Obama fires back at Clinton with tough talk on national security

Eager to rebut Hillary Clinton’s charge that he is “naïve” on foreign policy, Barack Obama gave a speech Wednesday designed to show he would be tough on national security if elected president.

Most notably, the Democratic senator from Illinois said he might send U.S. troops into Pakistan to fight terrorists not targeted by Pakistani President Pervez Musharraf.

“If we have actionable intelligence about high-value terrorist targets and President Musharraf won’t act, we will,” Obama said at the Woodrow Wilson International Center for Scholars in Washington.

The muscular rhetoric came eight days after Obama was branded “irresponsible and frankly naive” by Clinton for saying that as president, he would meet with the leaders of rogue nations without preconditions. Obama later countered that the senator from New York was “irresponsible and naïve” for voting in 2002 to authorize the war in Iraq, which Obama has always opposed. During his speech Wednesday, Obama implicitly renewed his attack on Clinton, his chief rival for the Democratic presidential nomination.

“Congress rubber-stamped the rush to war, giving the president the broad and open-ended authority he uses to this day,” Obama said. “With that vote, Congress became co-author of a catastrophic war.”

Even as he called Clinton overly hawkish, Obama sought to rebut her insinuation that he is overly dovish. To accomplish this balancing act, he promised to withdraw troops from Iraq while beefing up the U.S. presence in Afghanistan.

“I did not oppose all wars,” he said. “I was a strong supporter of the war in Afghanistan. But I said I could not support a dumb war, a rash war in Iraq.”

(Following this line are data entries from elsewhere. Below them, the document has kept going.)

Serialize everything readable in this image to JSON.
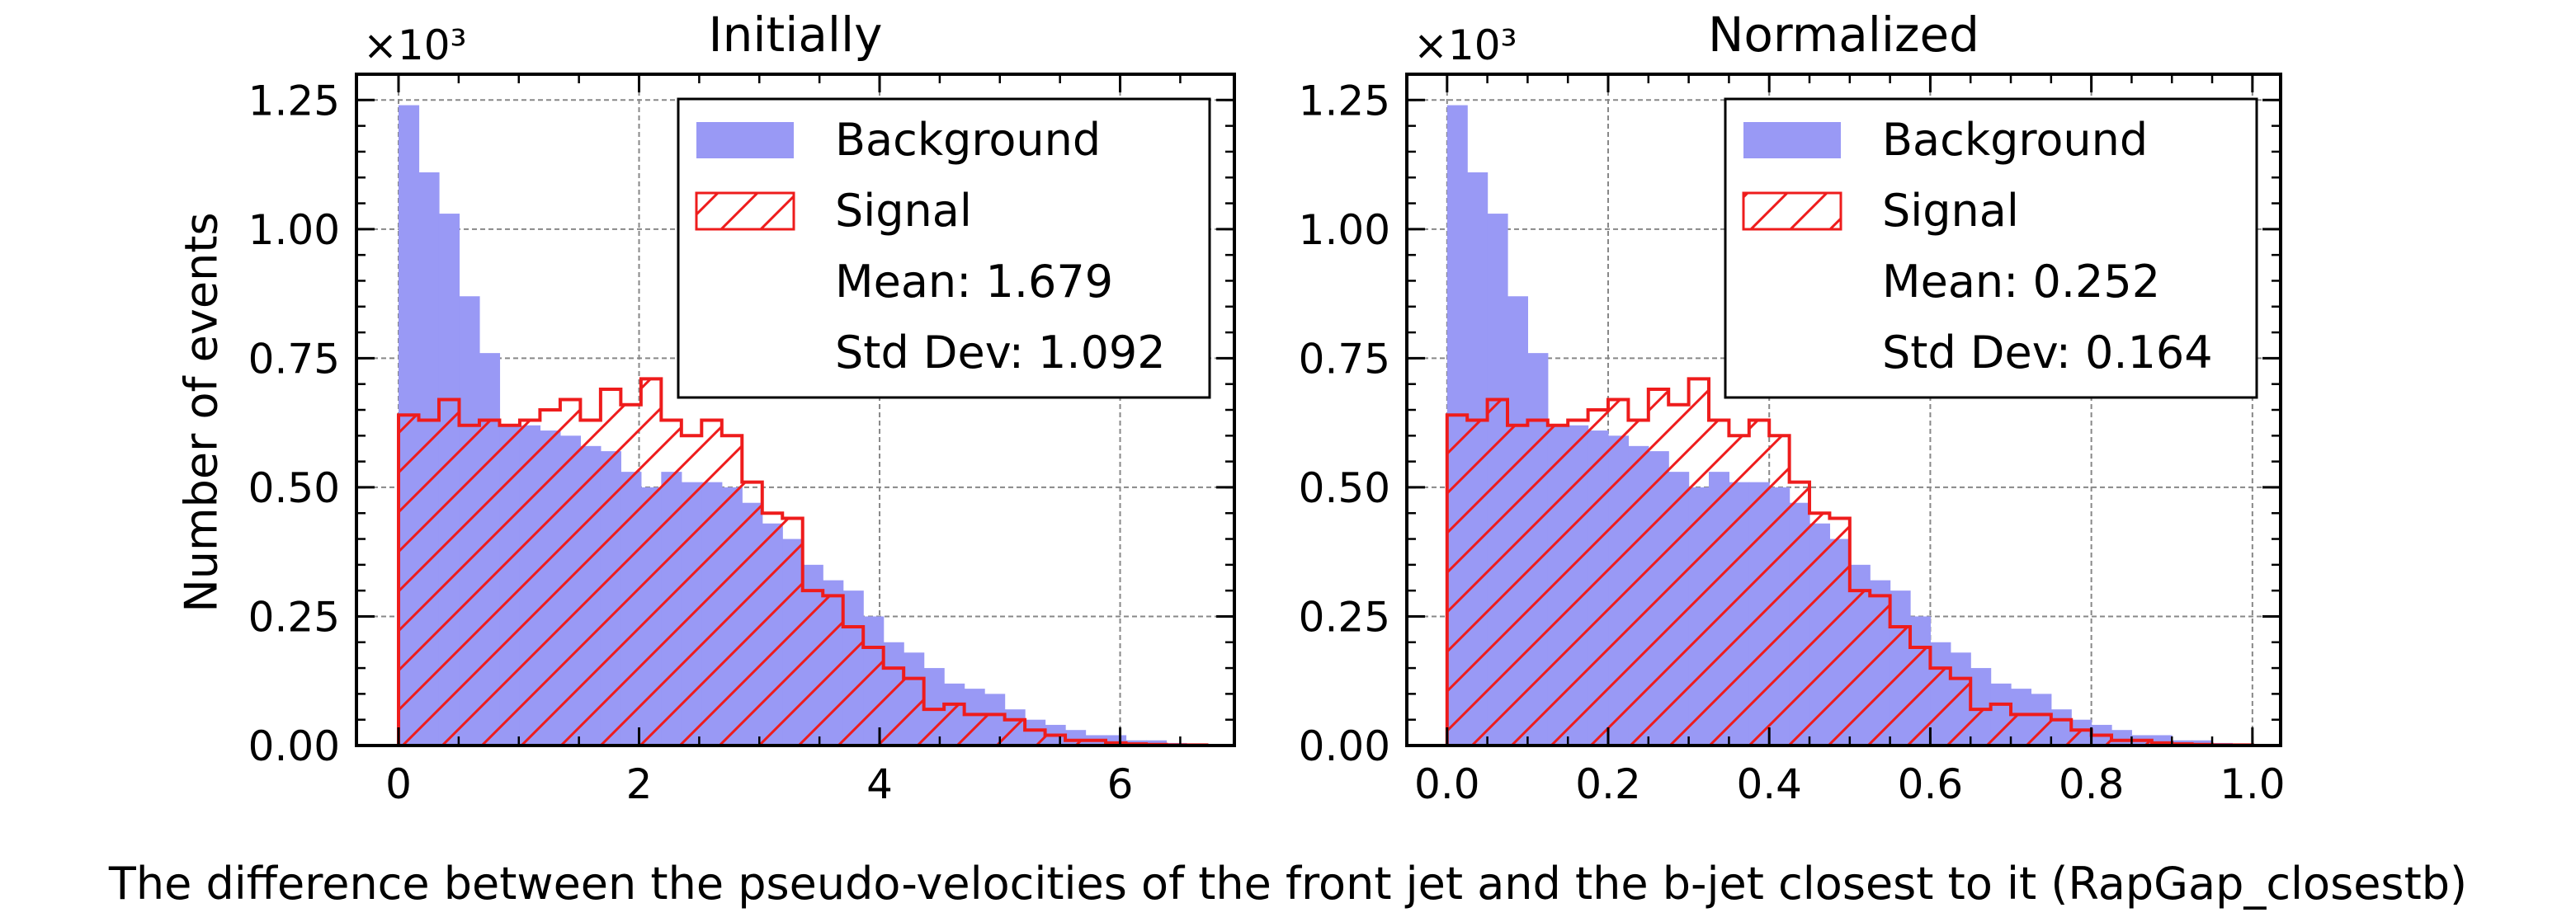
{
  "figure": {
    "xlabel": "The difference between the pseudo-velocities of the front jet and the b-jet closest to it (RapGap_closestb)",
    "ylabel": "Number of events"
  },
  "colors": {
    "background_fill": "#9999f5",
    "signal_edge": "#ee1c1c",
    "grid": "#888888"
  },
  "chart_data": [
    {
      "type": "histogram",
      "title": "Initially",
      "multiplier": "×10³",
      "xlim": [
        -0.35,
        6.95
      ],
      "ylim": [
        0,
        1.3
      ],
      "xticks": [
        0,
        2,
        4,
        6
      ],
      "xtick_labels": [
        "0",
        "2",
        "4",
        "6"
      ],
      "yticks": [
        0,
        0.25,
        0.5,
        0.75,
        1.0,
        1.25
      ],
      "ytick_labels": [
        "0.00",
        "0.25",
        "0.50",
        "0.75",
        "1.00",
        "1.25"
      ],
      "grid": true,
      "legend_position": "top-right",
      "legend": [
        "Background",
        "Signal",
        "Mean: 1.679",
        "Std Dev: 1.092"
      ],
      "bin_start": 0,
      "bin_width": 0.168,
      "series": [
        {
          "name": "Background",
          "style": "filled",
          "values": [
            1.24,
            1.11,
            1.03,
            0.87,
            0.76,
            0.62,
            0.62,
            0.61,
            0.6,
            0.58,
            0.57,
            0.53,
            0.5,
            0.53,
            0.51,
            0.51,
            0.5,
            0.47,
            0.43,
            0.4,
            0.35,
            0.32,
            0.3,
            0.25,
            0.2,
            0.18,
            0.15,
            0.12,
            0.11,
            0.1,
            0.07,
            0.05,
            0.04,
            0.03,
            0.02,
            0.02,
            0.01,
            0.01,
            0.005,
            0.004,
            0.003
          ]
        },
        {
          "name": "Signal",
          "style": "hatched",
          "values": [
            0.64,
            0.63,
            0.67,
            0.62,
            0.63,
            0.62,
            0.63,
            0.65,
            0.67,
            0.63,
            0.69,
            0.66,
            0.71,
            0.63,
            0.6,
            0.63,
            0.6,
            0.51,
            0.45,
            0.44,
            0.3,
            0.29,
            0.23,
            0.19,
            0.15,
            0.13,
            0.07,
            0.08,
            0.06,
            0.06,
            0.05,
            0.03,
            0.02,
            0.01,
            0.01,
            0.005,
            0.003,
            0.002,
            0.001,
            0.001,
            0.0
          ]
        }
      ]
    },
    {
      "type": "histogram",
      "title": "Normalized",
      "multiplier": "×10³",
      "xlim": [
        -0.05,
        1.035
      ],
      "ylim": [
        0,
        1.3
      ],
      "xticks": [
        0,
        0.2,
        0.4,
        0.6,
        0.8,
        1.0
      ],
      "xtick_labels": [
        "0.0",
        "0.2",
        "0.4",
        "0.6",
        "0.8",
        "1.0"
      ],
      "yticks": [
        0,
        0.25,
        0.5,
        0.75,
        1.0,
        1.25
      ],
      "ytick_labels": [
        "0.00",
        "0.25",
        "0.50",
        "0.75",
        "1.00",
        "1.25"
      ],
      "grid": true,
      "legend_position": "top-right",
      "legend": [
        "Background",
        "Signal",
        "Mean: 0.252",
        "Std Dev: 0.164"
      ],
      "bin_start": 0,
      "bin_width": 0.025,
      "series": [
        {
          "name": "Background",
          "style": "filled",
          "values": [
            1.24,
            1.11,
            1.03,
            0.87,
            0.76,
            0.62,
            0.62,
            0.61,
            0.6,
            0.58,
            0.57,
            0.53,
            0.5,
            0.53,
            0.51,
            0.51,
            0.5,
            0.47,
            0.43,
            0.4,
            0.35,
            0.32,
            0.3,
            0.25,
            0.2,
            0.18,
            0.15,
            0.12,
            0.11,
            0.1,
            0.07,
            0.05,
            0.04,
            0.03,
            0.02,
            0.02,
            0.01,
            0.01,
            0.005,
            0.004
          ]
        },
        {
          "name": "Signal",
          "style": "hatched",
          "values": [
            0.64,
            0.63,
            0.67,
            0.62,
            0.63,
            0.62,
            0.63,
            0.65,
            0.67,
            0.63,
            0.69,
            0.66,
            0.71,
            0.63,
            0.6,
            0.63,
            0.6,
            0.51,
            0.45,
            0.44,
            0.3,
            0.29,
            0.23,
            0.19,
            0.15,
            0.13,
            0.07,
            0.08,
            0.06,
            0.06,
            0.05,
            0.03,
            0.02,
            0.01,
            0.01,
            0.005,
            0.003,
            0.002,
            0.001,
            0.001
          ]
        }
      ]
    }
  ]
}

He added, “I will not hesitate to use military force to take out terrorists who pose a direct threat to America.”

At the same time, Obama refused to back away from last week’s promise to meet with the leaders of rogue nations such as Cuba, North Korea, Syria and Iran.

“Not talking does not work,” he said.

“It’s time to turn the page on Washington’s conventional wisdom that agreement must be reached before you meet.”